Image: Shutterstock

Blog Editor’s Note: Power grids are not one of the things folks first think of when discussing dependence on GPS. 

And some grid engineers don’t like to admit it. We have heard them say “We don’t need GPS to operate the grid, just to manage it.” – Not sure we want an unmanageable power grid…

Perhaps a more accurate statement is in the 2017 NASPI report quoted in the article. It says not having GPS “…will complicate grid operations by raising false alarms, increasing cost, delaying operational actions, and lowering system efficiency.”

Thinking about Texas last winter, other grid problems we have seen, and future challenges, it is pretty clear America needs to make electrical grids as robust, problem free, and efficient as possible.

Here is a graphic from a 2013 Mitre Report that shows the many uses of timing in electrical grids. We suspect the number of uses has increased since the report was issued. Click on the image for a copy with footnotes and references.

Full disclosure, the author of the below article works for Microchip, an RNT Foundation corporate supporter.

 

Heading off grid disaster: it’s about time

By Duke Buckner, Microchip Technology

The world’s Global Navigation Satellite System (GNSS) has never been more integral to daily lives than it is now. It is like an invisible utility, as vital as power or water. The position, navigation, and time (PNT) information it provides is crucial to the reliable functioning of critical infrastructure such as energy, telecommunications, transportation, emergency services and financial transaction networks. Yet never has the system been more vulnerable to interference from threats including jamming and an attack called spoofing, when a radio transmitter located near a target receiver feeds it false information.

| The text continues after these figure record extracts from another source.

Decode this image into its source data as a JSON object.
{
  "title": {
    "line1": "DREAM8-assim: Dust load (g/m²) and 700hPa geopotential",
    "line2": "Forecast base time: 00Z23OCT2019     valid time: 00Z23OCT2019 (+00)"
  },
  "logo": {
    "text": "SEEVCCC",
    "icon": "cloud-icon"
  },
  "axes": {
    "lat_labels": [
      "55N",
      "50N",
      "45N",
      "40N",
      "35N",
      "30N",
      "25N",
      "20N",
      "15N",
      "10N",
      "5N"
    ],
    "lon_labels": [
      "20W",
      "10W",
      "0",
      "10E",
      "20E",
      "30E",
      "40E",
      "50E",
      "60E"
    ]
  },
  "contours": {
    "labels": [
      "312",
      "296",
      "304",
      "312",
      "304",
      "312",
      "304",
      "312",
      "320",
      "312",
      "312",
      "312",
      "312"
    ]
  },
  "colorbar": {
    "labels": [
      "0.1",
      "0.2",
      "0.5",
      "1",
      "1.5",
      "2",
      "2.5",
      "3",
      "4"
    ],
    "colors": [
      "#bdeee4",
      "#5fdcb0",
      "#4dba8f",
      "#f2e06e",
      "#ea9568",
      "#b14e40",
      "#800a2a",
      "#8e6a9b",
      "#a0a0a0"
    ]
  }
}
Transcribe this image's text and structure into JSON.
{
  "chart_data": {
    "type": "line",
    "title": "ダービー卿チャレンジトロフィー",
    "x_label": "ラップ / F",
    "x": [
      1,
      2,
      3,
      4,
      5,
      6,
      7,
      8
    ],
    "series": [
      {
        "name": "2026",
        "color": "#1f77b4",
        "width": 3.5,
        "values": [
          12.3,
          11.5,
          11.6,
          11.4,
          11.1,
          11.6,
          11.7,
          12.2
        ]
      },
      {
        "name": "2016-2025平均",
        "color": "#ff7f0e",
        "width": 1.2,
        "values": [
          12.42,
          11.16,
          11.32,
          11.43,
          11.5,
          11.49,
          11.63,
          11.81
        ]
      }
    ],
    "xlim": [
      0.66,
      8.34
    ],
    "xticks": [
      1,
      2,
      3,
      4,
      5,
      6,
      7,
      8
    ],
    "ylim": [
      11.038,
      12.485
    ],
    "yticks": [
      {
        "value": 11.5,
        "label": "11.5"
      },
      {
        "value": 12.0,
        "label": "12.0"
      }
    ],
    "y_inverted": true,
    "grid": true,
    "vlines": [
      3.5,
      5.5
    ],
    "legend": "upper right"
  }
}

The sources of spoofing range from malevolent nation-states to delivery drivers who, trying to disguise their location and long lunch breaks from their bosses with do-it-yourself jamming devices, have inadvertently disrupted local air traffic control operations. Governments and the private sector are all rallying around the development and deployment of backup strategies and solutions, but until they are available on a nationwide scale wherever critical infrastructures operate, the industry faces serious challenges. Infrastructure operators have backup generators, but they do not have backup PNT sources. Many of the critical infrastructure operators provide safety-of-life services and demand to be available 100 percent of the time, 24 hours a day, 7 days a week, 365 days a year.